There's too much context going around.

Martin Fowler has recently posted a note on Flaccid Scrum. Related posts such as Jim Shore’s The Decline and Fall of Agile have made similar points. Lots of discussion has ensued. The fundamental observation can be put this way:

There are a lot of Scrum teams out there who are not performing well.

Jeff Sutherland, co-inventor of Scrum, says he has never seen a Scrum team become hyper-productive without adopting the XP practices. Less elegantly, I have said that teaching Scrum teams how to get Done-Done is why I have such a lovely blue convertible.

In our justly famous “Nature of Software Development” talk and course, Chet Hendrickson and I show rather clearly why Agile is good for business. We also show how Agile demands that you solve certain problems that can only be solved in the XP way. The stories on my site about Kate Oneal make a similar point, from the viewpoint of someone who puts our advice into practice.

A recent thread on the XP list has described a team who are not using good technical practices, and who are falling further and further behind in “technical debt”. (“Technical Debt” is a polite phrase describing the situation of a team who are writing crappy code on a regular basis.)

Through Deep Snow, Uphill, Both Ways

From the beginning of XP and the other forms of Agile, we have been plagued with people reporting that they tried Agile and it didn’t work. It used to be my practice to ask them about a dozen questions, like

  1. Was your Whole Team together in one place?
  2. Tell us about your On Site Customer.
  3. Describe your Release Planning process.
  4. Tell us about your automated customer acceptance tests.

… and so on.

This approach was unpopular. People said that I was trying to find some aspect of XP that they didn’t do and then blame the failure on that. Well, not exactly, but on the other hand, hell yes.
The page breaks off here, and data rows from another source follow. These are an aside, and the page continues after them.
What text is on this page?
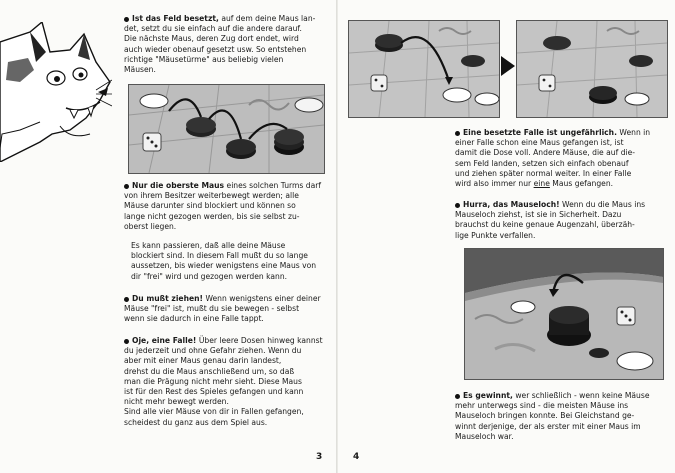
Ist das Feld besetzt, auf dem deine Maus lan-
det, setzt du sie einfach auf die andere darauf.
Die nächste Maus, deren Zug dort endet, wird
auch wieder obenauf gesetzt usw. So entstehen
richtige "Mäusetürme" aus beliebig vielen
Mäusen.

Nur die oberste Maus eines solchen Turms darf
von ihrem Besitzer weiterbewegt werden; alle
Mäuse darunter sind blockiert und können so
lange nicht gezogen werden, bis sie selbst zu-
oberst liegen.

Es kann passieren, daß alle deine Mäuse
blockiert sind. In diesem Fall mußt du so lange
aussetzen, bis wieder wenigstens eine Maus von
dir "frei" wird und gezogen werden kann.

Du mußt ziehen! Wenn wenigstens einer deiner
Mäuse "frei" ist, mußt du sie bewegen - selbst
wenn sie dadurch in eine Falle tappt.

Oje, eine Falle! Über leere Dosen hinweg kannst
du jederzeit und ohne Gefahr ziehen. Wenn du
aber mit einer Maus genau darin landest,
drehst du die Maus anschließend um, so daß
man die Prägung nicht mehr sieht. Diese Maus
ist für den Rest des Spieles gefangen und kann
nicht mehr bewegt werden.
Sind alle vier Mäuse von dir in Fallen gefangen,
scheidest du ganz aus dem Spiel aus.

3

Eine besetzte Falle ist ungefährlich. Wenn in
einer Falle schon eine Maus gefangen ist, ist
damit die Dose voll. Andere Mäuse, die auf die-
sem Feld landen, setzen sich einfach obenauf
und ziehen später normal weiter. In einer Falle
wird also immer nur eine Maus gefangen.

Hurra, das Mauseloch! Wenn du die Maus ins
Mauseloch ziehst, ist sie in Sicherheit. Dazu
brauchst du keine genaue Augenzahl, überzäh-
lige Punkte verfallen.

Es gewinnt, wer schließlich - wenn keine Mäuse
mehr unterwegs sind - die meisten Mäuse ins
Mauseloch bringen konnte. Bei Gleichstand ge-
winnt derjenige, der als erster mit einer Maus im
Mauseloch war.

4
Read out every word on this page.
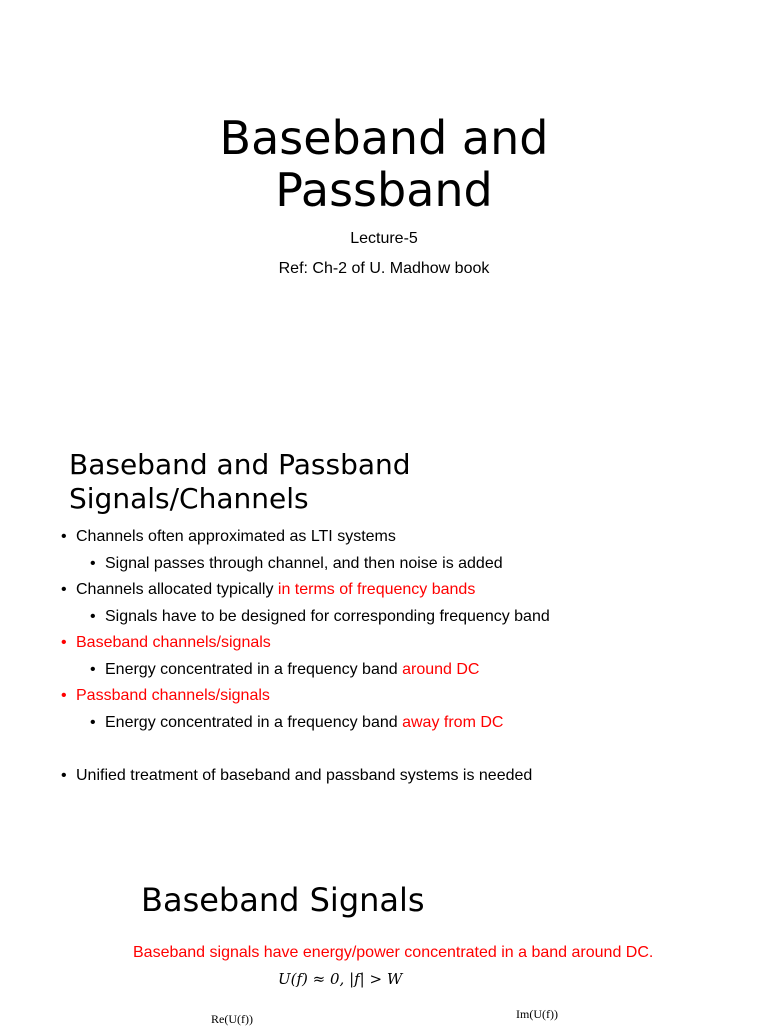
Baseband and
Passband

Lecture-5

Ref: Ch-2 of U. Madhow book

Baseband and Passband
Signals/Channels
• Channels often approximated as LTI systems
• Signal passes through channel, and then noise is added
• Channels allocated typically in terms of frequency bands
• Signals have to be designed for corresponding frequency band
• Baseband channels/signals
• Energy concentrated in a frequency band around DC
• Passband channels/signals
• Energy concentrated in a frequency band away from DC
• Unified treatment of baseband and passband systems is needed
Baseband Signals

Baseband signals have energy/power concentrated in a band around DC.

U(f) ≈ 0, |f| > W

Re(U(f))	Im(U(f))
If you don’t do what we suggest, then don’t call what you do by the name of what we suggest. Don’t call it XP if you don’t do the XP practices. Don’t call it Scrum if you don’t Inspect and Adapt, and while you’re at it, how about heeding the Jeff Sutherland hint up above?
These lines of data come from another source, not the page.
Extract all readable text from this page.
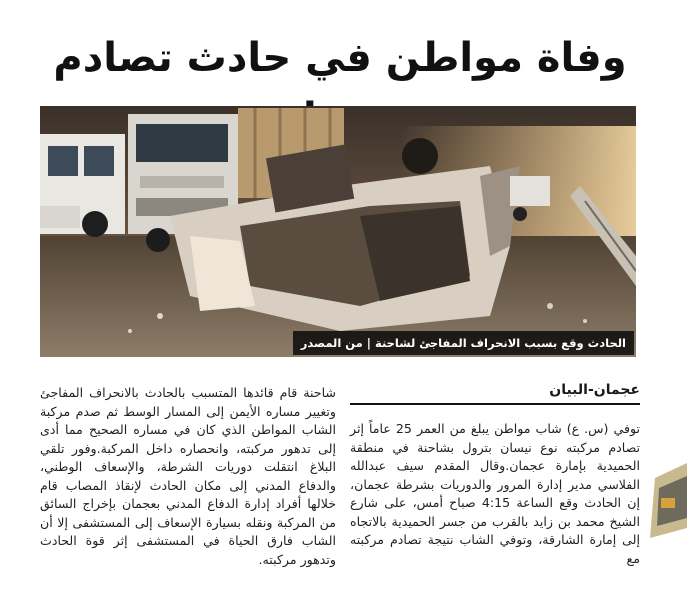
وفاة مواطن في حادث تصادم
الحادث وقع بسبب الانحراف المفاجئ لشاحنة | من المصدر
عجمان-البيان
شاحنة قام قائدها المتسبب بالحادث بالانحراف المفاجئ وتغيير مساره الأيمن إلى المسار الوسط ثم صدم مركبة الشاب المواطن الذي كان في مساره الصحيح مما أدى إلى تدهور مركبته، وانحصاره داخل المركبة.وفور تلقي البلاغ انتقلت دوريات الشرطة، والإسعاف الوطني، والدفاع المدني إلى مكان الحادث لإنقاذ المصاب قام خلالها أفراد إدارة الدفاع المدني بعجمان بإخراج السائق من المركبة ونقله بسيارة الإسعاف إلى المستشفى إلا أن الشاب فارق الحياة في المستشفى إثر قوة الحادث وتدهور مركبته.
توفي (س. ع) شاب مواطن يبلغ من العمر 25 عاماً إثر تصادم مركبته نوع نيسان بترول بشاحنة في منطقة الحميدية بإمارة عجمان.وقال المقدم سيف عبدالله الفلاسي مدير إدارة المرور والدوريات بشرطة عجمان، إن الحادث وقع الساعة 4:15 صباح أمس، على شارع الشيخ محمد بن زايد بالقرب من جسر الحميدية بالاتجاه إلى إمارة الشارقة، وتوفي الشاب نتيجة تصادم مركبته مع
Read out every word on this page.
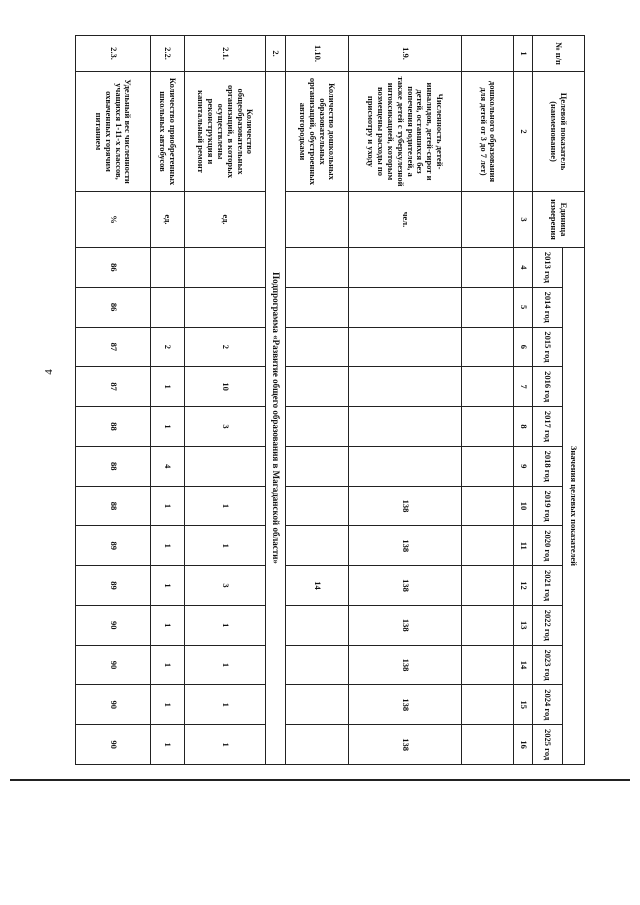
4
№ п/п	Целевой показатель (наименование)	Единица измерения	Значения целевых показателей												
			2013 год	2014 год	2015 год	2016 год	2017 год	2018 год	2019 год	2020 год	2021 год	2022 год	2023 год	2024 год	2025 год
1	2	3	4	5	6	7	8	9	10	11	12	13	14	15	16
	дошкольного образования для детей от 3 до 7 лет)														
1.9.	Численность детей-инвалидов, детей-сирот и детей, оставшихся без попечения родителей, а также детей с туберкулезной интоксикацией, которым возмещены расходы по присмотру и уходу	чел.							138	138	138	138	138	138	138
1.10.	Количество дошкольных образовательных организаций, обустроенных автогородками										14				
2.	Подпрограмма «Развитие общего образования в Магаданской области»														
2.1.	Количество общеобразовательных организаций, в которых осуществлены реконструкция и капитальный ремонт	ед.			2	10	3		1	1	3	1	1	1	1
2.2.	Количество приобретенных школьных автобусов	ед.			2	1	1	4	1	1	1	1	1	1	1
2.3.	Удельный вес численности учащихся 1-11-х классов, охваченных горячим питанием	%	86	86	87	87	88	88	88	89	89	90	90	90	90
XP and Scrum and Agile are not guaranteed to succeed, and they aren’t the only way to succeed. The only way to succeed – other perhaps than catching a really lucky break – is to build a team who work well together and who get things done. XP and Scrum are the best ways we know to work well together. They are not necessary – there might be other ways – and they are surely not sufficient – there are a million things we must do to be successful, and they’re not all written down in books.

You have to do right things, and you have to do things right, in order to succeed.

What right things, you irritable curmudgeon?

Let’s take a simple example from the “Nature” talk. We begin that talk by showing why the business people need to see real software getting done, on a regular basis. We’ll skip that derivation for now.

Given that you’re going to ship software from the beginning to the end of the project, it is clear that you need to

  • start with a simple design, because at the beginning, you won't have enough of a design to support all the software;
  • have a more and more robust design as the project goes on, because you can't make progress with insufficient design;
  • wind up with a fully robust design, capable of supporting the whole project and its future needs.

There is no choice. You must evolve your design. You must improve the design of existing code.

Guess what!?!? That’s the subtitle of Martin Fowler’s book, Refactoring.

In order to do Scrum or XP or any form of Agile successfully, you must refactor. Sorry, not optional. Necessary.

There are many more practices, generally outlined in XP and elsewhere, that are just as essential as this one. There really is no choice. If you want to succeed, you’ve just gotta do them.

Situational Ethics

As XP / Agile / Scrum have become more popular, many teams and individuals have wanted to do them, or “be” them. This has led to a school of Agile methods that wants to be called “context dependent”. The idea is that whatever brand of Agile is under discussion is “too rigid” and “doesn’t fit our context”. So we have to modify Agile because God knows we can’t modify our context.

Well, my dear little children, I’ve got bad news for you. It is your precious context that is holding you back. It is your C-level Executives and high-level managers who can’t delegate real responsibility and authority to their people. It is your product people who are too busy to explain what really needs to be done. It is your facilities people who can’t make a workspace fit to work in. It is your programmers who won’t learn the techniques necessary to succeed. It is your managers and product owners who keep increasing pressure until any focus on quality is driven out of the project.

There is an absolute minimum of practice that must be in place in order for Scrum or XP or any form of Agile to succeed. There are many other elements of practice that will need to be put in place. And yes, the context will matter … and most commonly, if you really want to be successful, it is the context that has to change.

Want to succeed at software? Then it can’t be business as usual. Study the material, do the practices, get help. Or get out of the way.